Amazon2csv: Amazon products scraper to CSV (no API token required)

Amazon2csv: Amazon products scraper to CSV (no API token required)(github.com)

129 points by tducret 7 years ago | 56 comments

yoaviram 7 years ago |

Why not use the API? Disclaimer: I'm the author of python-amazon-simple-product-api [1]

[1] https://github.com/yoavaviram/python-amazon-simple-product-a...

k__ 7 years ago | |

Sometimes this isn't possible.

I wrote an app that is basically a new UI for the Amazon products. It runs entirely on the client. The Amazon API simply didn't work in that setup.

AznHisoka 7 years ago | |

Are you referring to the Product Advertising API?

Doesnt that require you to have a quota of affiliate sales to keep using it? I can’t find where they state this requirement but I remembered they were very sneaky about disclosing this. If you dont have any affiliate sales after X months, your API key will stop working.

ZoomStop 7 years ago | | |

Currently you have to be a member of their affiliate program to get API access. To become a full "member" you have to be a prospect who generates three referral sales (iirc) within a 30 day period. So once in you have the API, but getting in isn't as easy as filling out a form. From there you can get your API rate limits increased from the default 1x call per second up to 10 based on your prior 30 day affiliate sales.

raitucarp 7 years ago | |

Man, looks great. I also build something similar in node.js. I implement everything what documentation said (complete implementation). ICYMI:

https://github.com/Ribhnux/piranhax

wdr1 7 years ago | |

The API comes with a TOS that severely restricts what you can do with the data.

amingilani 7 years ago |

Scraping Amazon is fun and all, but when you start overdoing it they rate-limit your IP and show you my worst nightmare: the Dogs of Amazon (a 500 page with pictures)

Why do I know this? Because I'm the CTO at Nazdeeq.com where we let users buy Amazon products from countries where they don't ship easily, like Pakistan.

Edit: totally open to partnerships in more countries

jeanlucas 7 years ago | |

I'm from Brazil and what you said made me curious, not sure why, but Amazon here didn't catch. How did you solve problems like logistics and interest from the public?

amingilani 7 years ago | | |

I'm sorry, I have trouble understanding your question but if you mean how we ship from Amazon to Pakistan, and how we got people to use our service: we worked out a pipeline to get products from the US to Amazon, and advertising + word-of-mouth. Also:

+ There's no direct way to buy 90% of products from Amazon since they don't ship to Pakistan

+ Our service is the only in the country that gives a fixed price at checkout in PKR

+ Our customer service is excellent

+ We're one of the cheapest options available, as long as the competition imports products legally.

yasoob 7 years ago | |

Hi Amin, your platform seems nice. Just wanted to give you a heads-up that your website is being classified as ["phishing" by Avast](https://i.imgur.com/SmuuRfD.png). I think if you replace "Amazon" in the url with something else it should work fine. Best of luck!

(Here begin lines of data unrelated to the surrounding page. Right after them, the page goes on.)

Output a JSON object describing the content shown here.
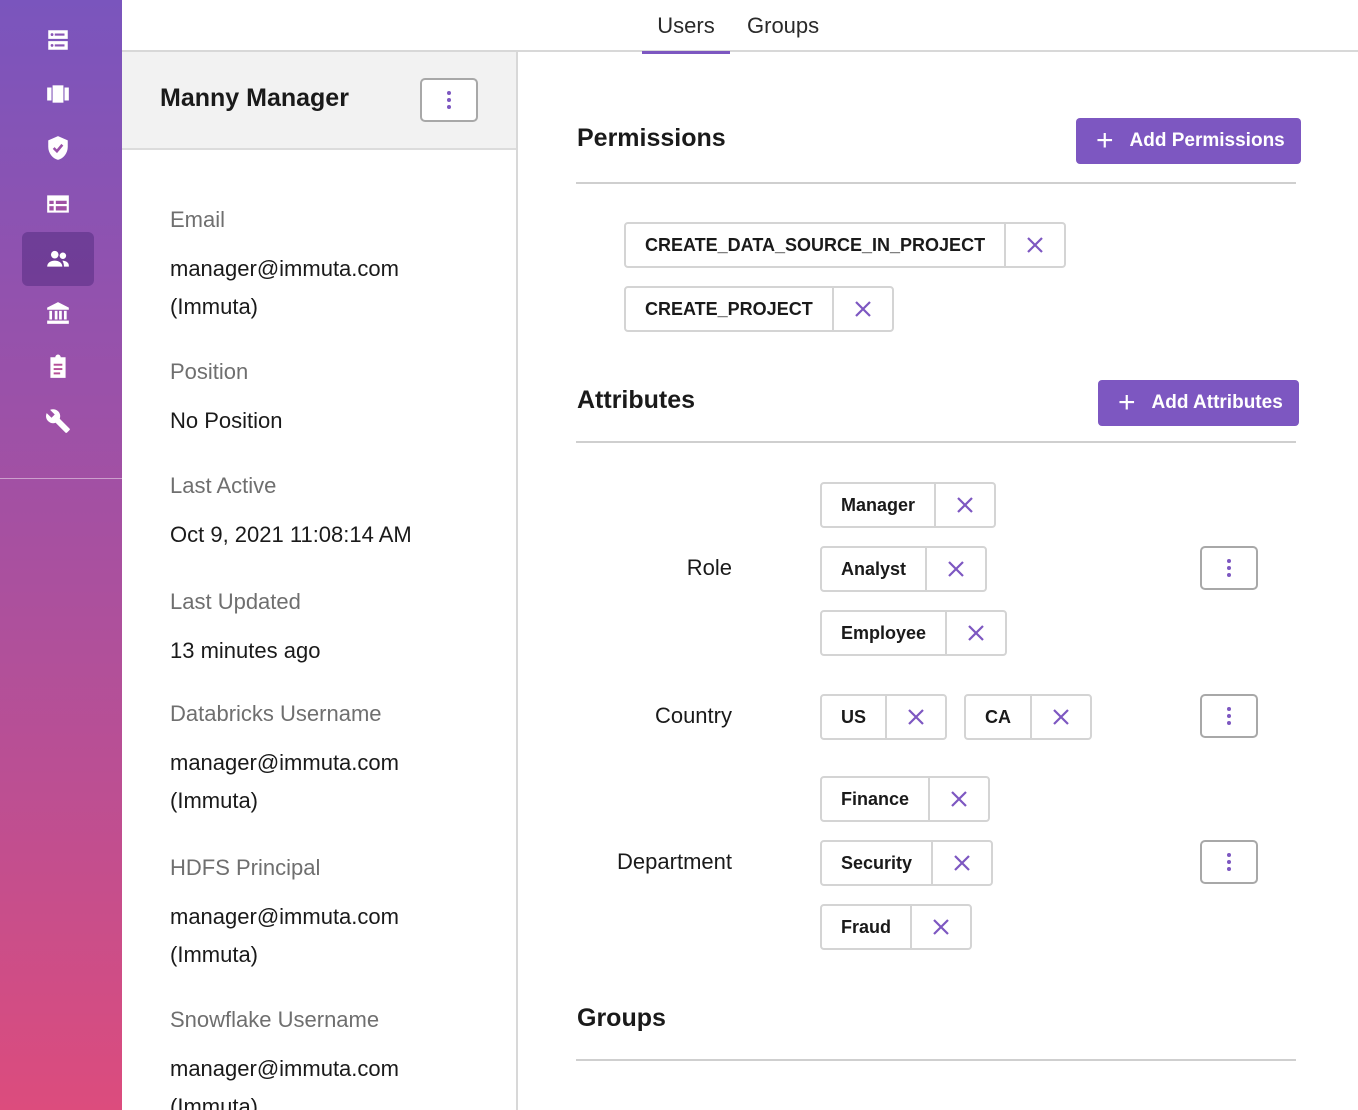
{
  "sidebar": {
    "items": [
      {
        "icon": "server-icon",
        "name": "data-sources"
      },
      {
        "icon": "projects-icon",
        "name": "projects"
      },
      {
        "icon": "shield-check-icon",
        "name": "policies"
      },
      {
        "icon": "table-icon",
        "name": "catalog"
      },
      {
        "icon": "people-icon",
        "name": "people",
        "active": true
      },
      {
        "icon": "bank-icon",
        "name": "governance"
      },
      {
        "icon": "clipboard-icon",
        "name": "audit"
      },
      {
        "icon": "wrench-icon",
        "name": "settings"
      }
    ]
  },
  "tabs": {
    "users": "Users",
    "groups": "Groups"
  },
  "profile": {
    "name": "Manny Manager",
    "fields": [
      {
        "label": "Email",
        "value": "manager@immuta.com (Immuta)"
      },
      {
        "label": "Position",
        "value": "No Position"
      },
      {
        "label": "Last Active",
        "value": "Oct 9, 2021 11:08:14 AM"
      },
      {
        "label": "Last Updated",
        "value": "13 minutes ago"
      },
      {
        "label": "Databricks Username",
        "value": "manager@immuta.com (Immuta)"
      },
      {
        "label": "HDFS Principal",
        "value": "manager@immuta.com (Immuta)"
      },
      {
        "label": "Snowflake Username",
        "value": "manager@immuta.com (Immuta)"
      }
    ]
  },
  "permissions": {
    "title": "Permissions",
    "add_label": "Add Permissions",
    "items": [
      "CREATE_DATA_SOURCE_IN_PROJECT",
      "CREATE_PROJECT"
    ]
  },
  "attributes": {
    "title": "Attributes",
    "add_label": "Add Attributes",
    "groups": [
      {
        "name": "Role",
        "values": [
          "Manager",
          "Analyst",
          "Employee"
        ]
      },
      {
        "name": "Country",
        "values": [
          "US",
          "CA"
        ]
      },
      {
        "name": "Department",
        "values": [
          "Finance",
          "Security",
          "Fraud"
        ]
      }
    ]
  },
  "groups_section": {
    "title": "Groups"
  },
  "colors": {
    "accent": "#7d57c1",
    "sidebar_top": "#7a55bd",
    "sidebar_bottom": "#dc4c7d"
  }
}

always_good 7 years ago | | |

Reminds me of how nobody could see one of my user's avatars because the url (a hash) had started with an "ad" segment (for bucketing), as in "/avatars/ad/ad3adb33f". So adblockers blocked it.

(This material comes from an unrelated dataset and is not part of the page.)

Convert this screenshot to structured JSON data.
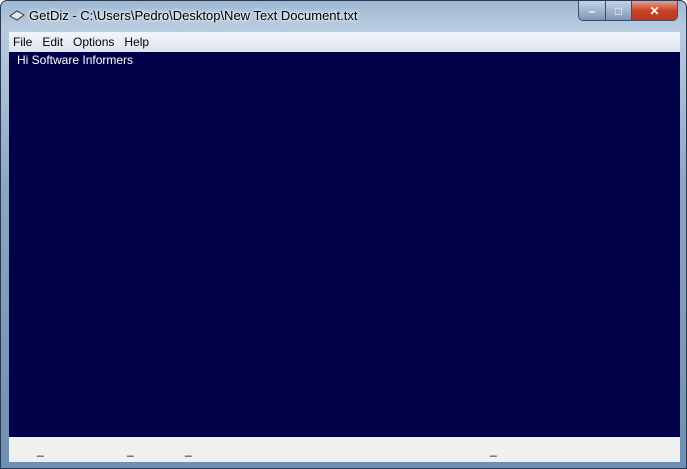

My protest against such a ridiculous heuristic was to not fix it.

amingilani 7 years ago | | |

Thank you Yasoob! Dammit, again? I already had them white-label our site once but I'll look into this again. Thank you!

jploh 7 years ago | |

In the Philippines there's something quite similar called Galleon. They've been recently acquired but I think they might be open to partner. They've expanded to Thailand, if I'm not mistaken.

dewey 7 years ago | |

Are you using the API or web scraping? We never really had problems with IP banning if the traffic looks like a real user.

amingilani 7 years ago | | |

Neither, actually, we're using a heavily configured reverse-proxy.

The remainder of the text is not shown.